Al caer la tarde, llegó a lo alto de las lomas, y la bahía se abrió ante él, envuelta en el esplendor del sol poniente. En distintos puntos de la ciudad, que se extendía hasta perderse de vista, se alzaban algunas columnas de humo. Fue hacia la casa de sus padres. No tenía esperanzas. Sólo un milagro lo había salvado a él. ¡Milagro de milagros si la epidemia había perdonado a su familia!
Salió del bulevar y dobló hacia la avenida San Lupo. Todo tenía el mismo aspecto, aunque las aceras no estaban muy limpias. Pero la calle mantenía aún su decoro. No había cadáveres, aunque eso era inimaginable en la avenida San Lupo. Vio a la vieja gata gris de los Hatfields que dormía al sol en los escalones del porche, como tantas otras veces. Despertada por el ruido del motor, se levantó estirándose perezosamente.
Se detuvo frente a la casa.
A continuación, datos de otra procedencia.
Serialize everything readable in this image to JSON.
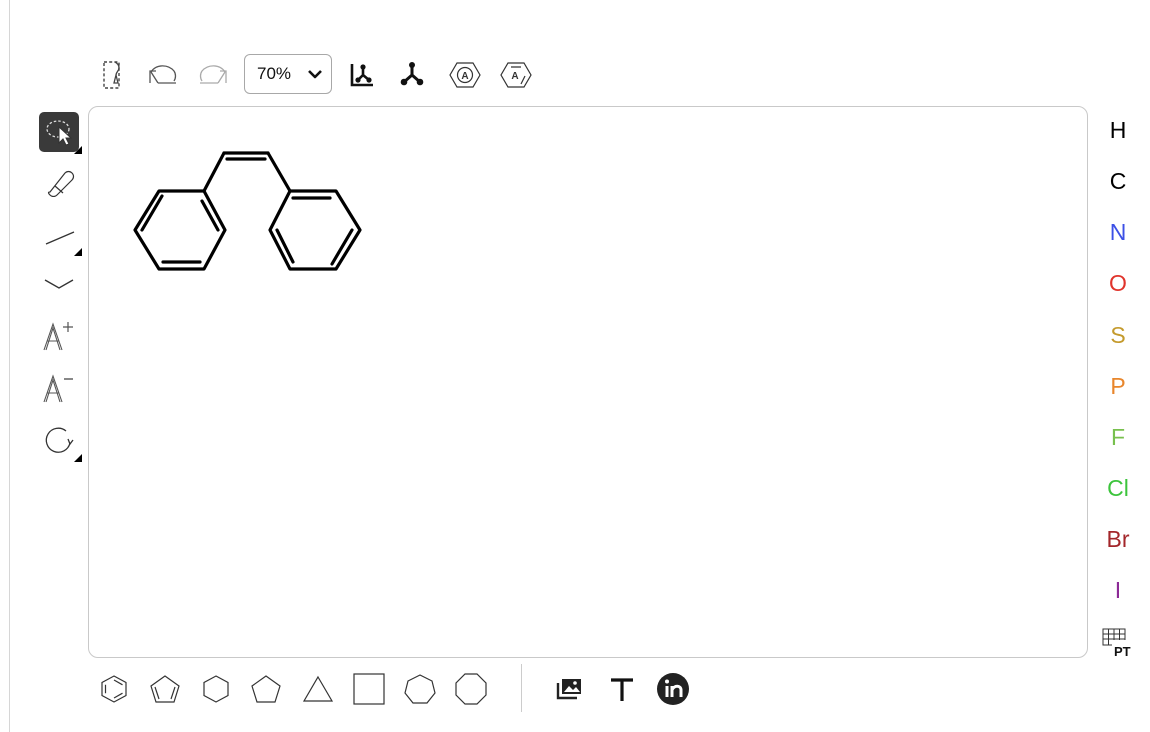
{
  "toolbar": {
    "items": [
      "clear-document",
      "undo",
      "redo",
      "zoom",
      "layout",
      "clean",
      "aromatize",
      "dearomatize"
    ],
    "zoom": {
      "selected": "70%"
    }
  },
  "left_tools": [
    "select-lasso",
    "erase",
    "single-bond",
    "chain",
    "charge-plus",
    "charge-minus",
    "rotate"
  ],
  "canvas": {
    "structure": "cis-stilbene",
    "bond_color": "#000000"
  },
  "elements": [
    {
      "symbol": "H",
      "color": "#000000"
    },
    {
      "symbol": "C",
      "color": "#000000"
    },
    {
      "symbol": "N",
      "color": "#3c50e6"
    },
    {
      "symbol": "O",
      "color": "#e0342c"
    },
    {
      "symbol": "S",
      "color": "#c49a2c"
    },
    {
      "symbol": "P",
      "color": "#e8862c"
    },
    {
      "symbol": "F",
      "color": "#78c04e"
    },
    {
      "symbol": "Cl",
      "color": "#3cc43c"
    },
    {
      "symbol": "Br",
      "color": "#a3262a"
    },
    {
      "symbol": "I",
      "color": "#8c2a96"
    }
  ],
  "periodic_table": {
    "label": "PT"
  },
  "bottom_tools": [
    "benzene",
    "cyclopentadiene",
    "cyclohexane",
    "cyclopentane",
    "cyclopropane",
    "cyclobutane",
    "cycloheptane",
    "cyclooctane",
    "image",
    "text",
    "ketcher-logo"
  ]
}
Tocó dos veces la bocina, y esperó. Nada. Salió del coche y subió las escaleras. Sólo después de entrar advirtió que no habían cerrado la puerta.
La casa estaba en orden. Echó una ojeada, aprensivamente, pero todo era normal. Quizá le habían dejado una nota, indicándole adónde habían ido. Buscó en vano en la sala.
Arriba no había tampoco nada raro; pero en la habitación de sus padres, las dos camas estaban sin hacer. Sintió un vahído, y salió de la habitación, tambaleándose.
Agarrándose a la barandilla, volvió a bajar las escaleras. La cocina, pensó, y la cabeza se le despejó un poco ante la perspectiva de algo concreto.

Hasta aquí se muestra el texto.